Endoluminal Functional Lumen Imaging Probe (EndoflipTM): conhecendo a tecnologia e seus potenciais usos

O EndoflipTM é uma técnica inovadora que utiliza a tecnologia de planimetria por impedância para avaliar a distensibilidade de órgãos gastrointestinais.

Apesar de desenvolvido em 2009, o seu uso ainda é restrito a ambientes de pesquisa devido ao custo elevado e à necessidade de maiores evidências para melhor padronização do método.

Consiste de um cateter que apresenta em sua extremidade distal um balão distensível de 8 ou 16 cm (Figuras 1 e 2). Neste balão, estão localizados 16 pares de sensores de planimetria por impedância, que são capazes de medir a área de secção transversal de um plano do órgão (planimetria) utilizando a resistência elétrica (impedância) do fluido existente no balão.

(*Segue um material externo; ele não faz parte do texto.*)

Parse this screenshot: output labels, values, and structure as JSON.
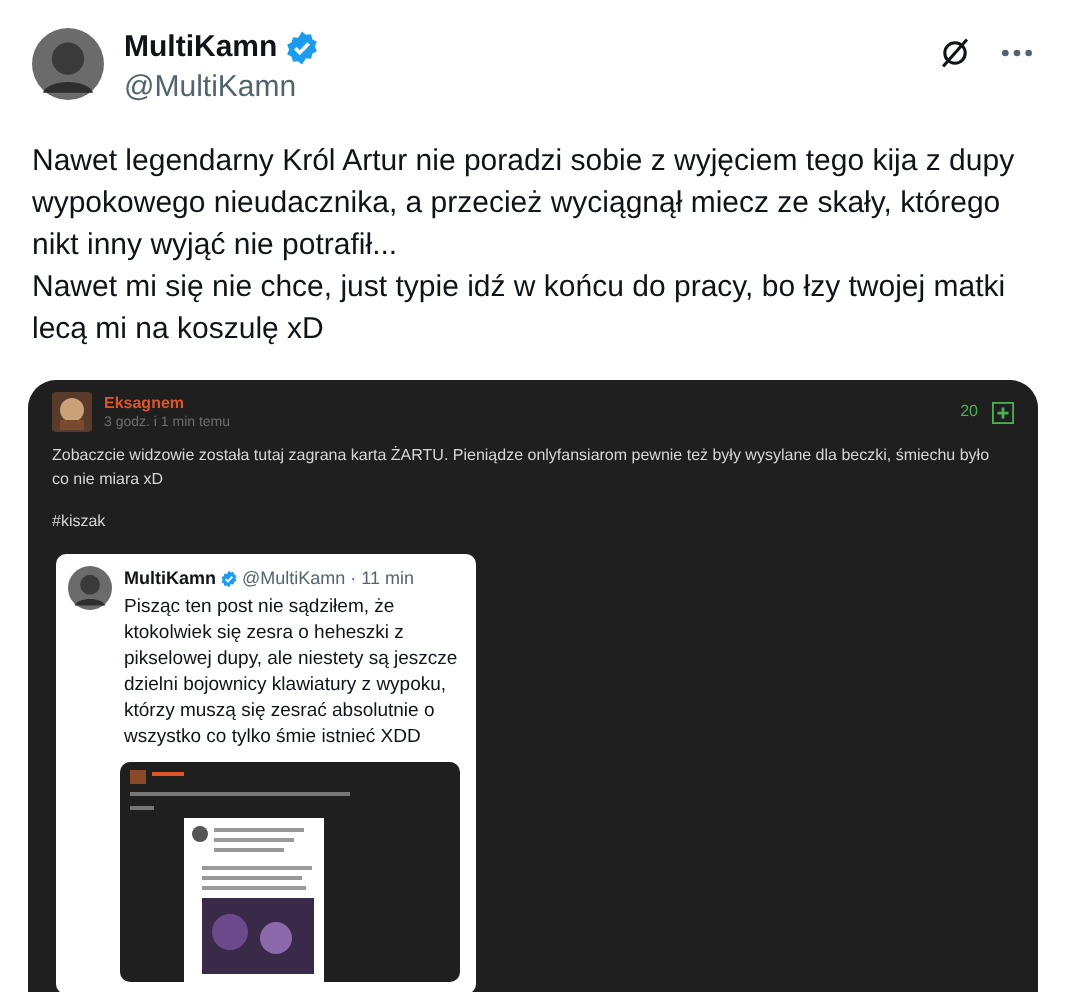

Na extremidade distal do cateter, está localizado ainda um transdutor de pressão, que é responsável por aferir a pressão dentro do balão. Desta forma, dividindo-se a área transversal pela pressão, podemos determinar o Índice de Distensibilidade em reposta à distensão controlada por volume.

Figura 1: Representação do monitor do EndoflipTM (Su B et al, 2020).

representacao-do-cateter-e-endofliptm.jpg

Figura 2: Representação do cateter EndoflipTM realizando medidas em esfíncter inferior do esôfago (Hirano et al, 2017).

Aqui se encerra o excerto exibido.